Referring next to FIGURE 3, the third embodiment 10c of the improved electrode 10 (of the depth type) includes a thin, elongate body 16a formed of a tubular dielectric material. At least one and preferably several electrical contacts 11a are mounted on the body 16a in a regularly spaced relationship from one another. Each such contact 11a has an electrical lead wire 19 attached thereto, the wire 19 being inserted through a small hole (not shown) in the side wall of the body 16a. When the electrode 10c is finally assembled, this hole is covered by the contact lla. All such lead wires 19 are coated with an insulating material and are brought to the proximal end 23 of the electrode 10c for connection to a diagnostic instrument.
In the embodiments of FIGURE 1-3, at least the metallic contacts 11, lla and preferably also the associated lead wires 19 are made of an alloy which includes nickel and chromium and which is substantially devoid of iron and is essentially non-magnetic. A highly preferred alloy includes about 0.08-0.25% carbon, about 0.6-1.0% manganese, about 0.45% silicon, about 1.0% iron, about 19-20% chromium and the remainder, about 79-80% nickel.
It is to be appreciated that because of the low mass of the electrical contacts 11 used in the first and second embodiments 10a, 10b of the electrode 10, artifacts and image "fuzziness" or blurring are less of a problem than in the electrode 10 of the third embodiment 10c when iron-bearing stainless steel is used. However, image quality and the resulting ability to determine accurate contact location are improved in all embodiments 10a, 10b, 10c when contacts 11, lla and wire 19 of a nickel-chromium alloy are used. In the above described embodiments 10a, 10b, 10c, the electrode 10 is highly suitable for use with MRI techniques. This is so since the substantial absence of iron results in an image of each contact 11, lla which is quite sharp and substantially devoid of artifact or fuzziness and blurring at the contact edges. However, it may also be desirable to have an electrode 10 which is not only highly compatible with MRI diagnostic techniques but which can also be used successfully with x-ray techniques.
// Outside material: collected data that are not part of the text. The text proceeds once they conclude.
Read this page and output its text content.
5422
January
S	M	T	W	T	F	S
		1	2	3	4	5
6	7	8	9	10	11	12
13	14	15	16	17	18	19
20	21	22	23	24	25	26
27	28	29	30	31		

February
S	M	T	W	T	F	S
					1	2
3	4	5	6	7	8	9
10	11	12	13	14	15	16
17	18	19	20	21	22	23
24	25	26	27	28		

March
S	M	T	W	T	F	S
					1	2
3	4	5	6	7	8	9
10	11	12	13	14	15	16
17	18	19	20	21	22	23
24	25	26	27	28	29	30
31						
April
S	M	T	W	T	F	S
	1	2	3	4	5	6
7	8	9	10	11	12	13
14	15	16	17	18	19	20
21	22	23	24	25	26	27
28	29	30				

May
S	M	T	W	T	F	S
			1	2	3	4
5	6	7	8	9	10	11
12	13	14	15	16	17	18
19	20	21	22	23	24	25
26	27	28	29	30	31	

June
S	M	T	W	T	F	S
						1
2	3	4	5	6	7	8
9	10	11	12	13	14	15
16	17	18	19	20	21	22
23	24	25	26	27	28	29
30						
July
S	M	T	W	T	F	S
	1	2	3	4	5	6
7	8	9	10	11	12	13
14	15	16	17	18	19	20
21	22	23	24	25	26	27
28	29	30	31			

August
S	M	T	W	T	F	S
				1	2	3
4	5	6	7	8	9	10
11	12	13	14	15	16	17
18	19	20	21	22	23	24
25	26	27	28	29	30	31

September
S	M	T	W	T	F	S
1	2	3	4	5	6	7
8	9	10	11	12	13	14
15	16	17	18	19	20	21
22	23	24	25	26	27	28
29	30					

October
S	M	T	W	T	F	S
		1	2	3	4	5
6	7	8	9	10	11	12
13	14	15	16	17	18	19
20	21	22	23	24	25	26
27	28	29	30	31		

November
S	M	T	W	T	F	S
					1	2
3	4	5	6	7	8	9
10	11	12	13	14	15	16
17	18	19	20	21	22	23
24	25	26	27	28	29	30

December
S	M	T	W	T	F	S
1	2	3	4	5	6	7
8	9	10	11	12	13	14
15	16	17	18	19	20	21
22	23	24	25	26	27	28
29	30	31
Accordingly, each electrode embodiment 10a, 10b, 10c may also include one or more radiopaque elements 25 integrated into it. The use of such radiopaque elements 25 per se is known. Referring to FIGURE 1, adequate resolution of the location of the contacts 11 can be accomplished using x-ray if the treating physician can ascertain the location of the contact 11 at each corner of the electrode 10a and can also ascertain the location of the proximal end 23 of the electrode 10a. To that end, a radiopaque element 25 embodied as a thin annular ring or thin disc 25a may be located concentric with and adjacent the contact 11 at each of the four corners or adjacent all contacts 11. Each element 25 is held in place between the contact 11 and the upper layer 15. Additionally, a length of radiopaque dielectric sheathing 25b may be installed at the proximal end 23 of the electrode 10a.
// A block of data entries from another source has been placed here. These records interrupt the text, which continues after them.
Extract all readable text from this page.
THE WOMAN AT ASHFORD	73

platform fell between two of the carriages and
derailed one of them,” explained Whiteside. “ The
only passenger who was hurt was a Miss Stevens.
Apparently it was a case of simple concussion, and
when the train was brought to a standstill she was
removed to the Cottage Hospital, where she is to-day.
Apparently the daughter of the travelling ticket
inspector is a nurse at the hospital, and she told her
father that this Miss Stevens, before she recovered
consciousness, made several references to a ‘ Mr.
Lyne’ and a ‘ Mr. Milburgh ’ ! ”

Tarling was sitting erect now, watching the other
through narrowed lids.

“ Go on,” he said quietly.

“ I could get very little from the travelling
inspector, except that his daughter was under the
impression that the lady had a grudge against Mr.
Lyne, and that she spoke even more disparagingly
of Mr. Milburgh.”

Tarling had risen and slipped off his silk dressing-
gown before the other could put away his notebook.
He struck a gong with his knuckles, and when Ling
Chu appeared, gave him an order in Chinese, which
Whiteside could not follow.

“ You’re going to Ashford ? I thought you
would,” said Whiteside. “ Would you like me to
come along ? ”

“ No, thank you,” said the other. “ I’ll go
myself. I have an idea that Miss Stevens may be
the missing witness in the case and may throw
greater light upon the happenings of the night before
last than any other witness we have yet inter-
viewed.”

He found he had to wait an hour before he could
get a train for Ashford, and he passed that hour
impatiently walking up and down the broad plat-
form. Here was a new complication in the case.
In the embodiment 10b of the electrode 10 shown in FIGURE 2, a radiopaque element 25 is also embodied as a thin annular ring or thin disc 25a and is preferably located concentric with and adjacent the contact 11 at the distal end 27 of the electrode 10 or adjacent all contacts 11. The electrode 10 may also include a length of radiopaque sheathing 25b at its proximal end 23. The aforementioned radiopaque markers or elements 25 and sheathing 25b will be clearly visible using x-ray diagnostic techniques. Given the location of such markers 25 and sheathing 25b, the treating physician can ascertain the location of the marked and other contacts 11 with a high degree of accuracy.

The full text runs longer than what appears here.